Teirlinck besteedde drie alinea's aan het ontredderend-nieuwe van de Messiah-tekst. Hij ekskuseerde zich als het ware voor de ekstravagante nieuwigheid van dat proza dat buiten alle traditionele paden liep. Het vloekte met de ‘huiszittendheid van ons denkend en gevoelig wezen’, aldus Teirlinck. Met Messiah ‘gebeurde’ er iets in het NVT. Het shockeffekt was zó hevig dat de direkteur tussen de regels zijn gerechtvaardigde twijfels omtrent de overlevingskansen van deze modernistische worp te kennen gaf. Teirlinck meende echter het stuk toch een kans te moeten geven, omdat estetische verschijnselen voorzichtig moeten beoordeeld worden, vooral wanneer deze ‘zich in eigen kuise hermeticiteit verschansen’. Het stuk kreeg dus een kans en het stond de lezer vrij te oordelen of hij te maken had met een snobistische kwakzalver of met een autentiek talent. Misschien zou de tekst nog lang moeten wachten op lezende tijdgenoten, maar hij verdiende een konfrontatie met de aktuele lezer, omdat hij naar het oordeel van H. Teirlinck niet alleen gedurfd en hermetisch, maar bovenal nietgelogen was. Een eigengereide waaghals lapte alle bestsellerrecepten aan zijn laars en trok zich op zijn ongenaakbare anachoretenzuil terug. Vale!
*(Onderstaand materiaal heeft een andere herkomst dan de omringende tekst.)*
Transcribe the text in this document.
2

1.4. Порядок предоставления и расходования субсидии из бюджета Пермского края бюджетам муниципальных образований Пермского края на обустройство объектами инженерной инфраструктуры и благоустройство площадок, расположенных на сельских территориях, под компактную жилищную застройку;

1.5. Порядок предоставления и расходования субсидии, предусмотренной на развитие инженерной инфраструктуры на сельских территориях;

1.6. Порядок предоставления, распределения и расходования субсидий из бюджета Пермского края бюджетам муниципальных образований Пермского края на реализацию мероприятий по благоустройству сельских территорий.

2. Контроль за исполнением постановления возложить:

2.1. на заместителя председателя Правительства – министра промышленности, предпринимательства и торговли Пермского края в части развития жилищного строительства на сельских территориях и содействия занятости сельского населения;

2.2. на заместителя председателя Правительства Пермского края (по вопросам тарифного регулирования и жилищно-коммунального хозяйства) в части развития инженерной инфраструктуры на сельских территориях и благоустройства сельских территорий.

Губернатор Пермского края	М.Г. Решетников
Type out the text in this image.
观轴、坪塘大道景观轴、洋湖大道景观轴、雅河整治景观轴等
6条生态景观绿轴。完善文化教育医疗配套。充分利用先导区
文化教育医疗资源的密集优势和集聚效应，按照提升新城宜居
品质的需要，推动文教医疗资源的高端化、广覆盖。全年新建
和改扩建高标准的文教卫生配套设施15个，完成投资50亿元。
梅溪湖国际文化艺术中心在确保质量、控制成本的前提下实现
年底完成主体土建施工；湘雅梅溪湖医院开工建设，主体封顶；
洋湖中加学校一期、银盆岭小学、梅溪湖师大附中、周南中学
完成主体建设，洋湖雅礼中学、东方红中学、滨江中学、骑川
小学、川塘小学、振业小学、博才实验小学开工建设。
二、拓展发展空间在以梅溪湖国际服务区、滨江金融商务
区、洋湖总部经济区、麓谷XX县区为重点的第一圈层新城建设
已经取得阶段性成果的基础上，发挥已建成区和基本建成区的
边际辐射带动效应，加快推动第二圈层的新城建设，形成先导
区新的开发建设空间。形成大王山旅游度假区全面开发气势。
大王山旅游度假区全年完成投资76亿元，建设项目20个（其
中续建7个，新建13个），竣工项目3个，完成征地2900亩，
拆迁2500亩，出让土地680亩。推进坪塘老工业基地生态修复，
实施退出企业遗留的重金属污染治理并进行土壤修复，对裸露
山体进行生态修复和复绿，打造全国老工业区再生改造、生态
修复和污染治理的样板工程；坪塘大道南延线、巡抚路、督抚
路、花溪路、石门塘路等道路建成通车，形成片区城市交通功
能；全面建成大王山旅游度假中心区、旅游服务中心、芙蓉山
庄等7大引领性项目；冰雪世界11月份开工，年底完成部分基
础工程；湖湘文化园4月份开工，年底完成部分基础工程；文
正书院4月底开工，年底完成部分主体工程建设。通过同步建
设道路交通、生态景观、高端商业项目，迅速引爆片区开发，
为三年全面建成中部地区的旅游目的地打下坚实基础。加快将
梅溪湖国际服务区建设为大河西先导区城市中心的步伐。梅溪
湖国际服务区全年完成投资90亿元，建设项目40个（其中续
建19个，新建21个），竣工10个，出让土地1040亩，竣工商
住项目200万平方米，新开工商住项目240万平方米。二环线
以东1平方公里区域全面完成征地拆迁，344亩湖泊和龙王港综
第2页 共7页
De begeleidende tekst van Ivo Michiels, waarvan een gedeelte op de flap van De Bezige Bij-uitgave verscheen, was entoesiaster. Termen als ‘snobistische modieusheden, schaamteloze, mystifikaties, gewaagde proefnemingen’ die H. Teirlinck nog gebruikte om te kunnen zeggen dat hij het eksperiment van Krijgelmans op grond van zijn autenticiteit daarbij niet wenste onder te brengen, komen in de tekst van Michiels niet voor. Michiels gaf toe dat de Messiah-tekst verbijsterde door de brutaliteit van zijn nieuw-zijn, maar hij hoopte op een mentale rekonversie van de Nederlandse lezer, die de assimilatie van dit door buitenlandse vormvernieuwingen geïnspireerde eksperiment zou mogelijk maken. Krijgelmans, aldus Michiels, is een konstrukteur, een matematisch denkende geest die zijn tekst tot het zoveelste cijfer na de komma afweegt en uitkient. Hij verdient vanwege de lezer een mentale koncentratie van gelijke grootte als die van de schrijver. Slechts wie zich met radikale vernieuwingsdrang buiten de wet der konventie durft te stellen, zou bij machte zijn om met Messiah in de toekomst van het verhalend proza te blikken.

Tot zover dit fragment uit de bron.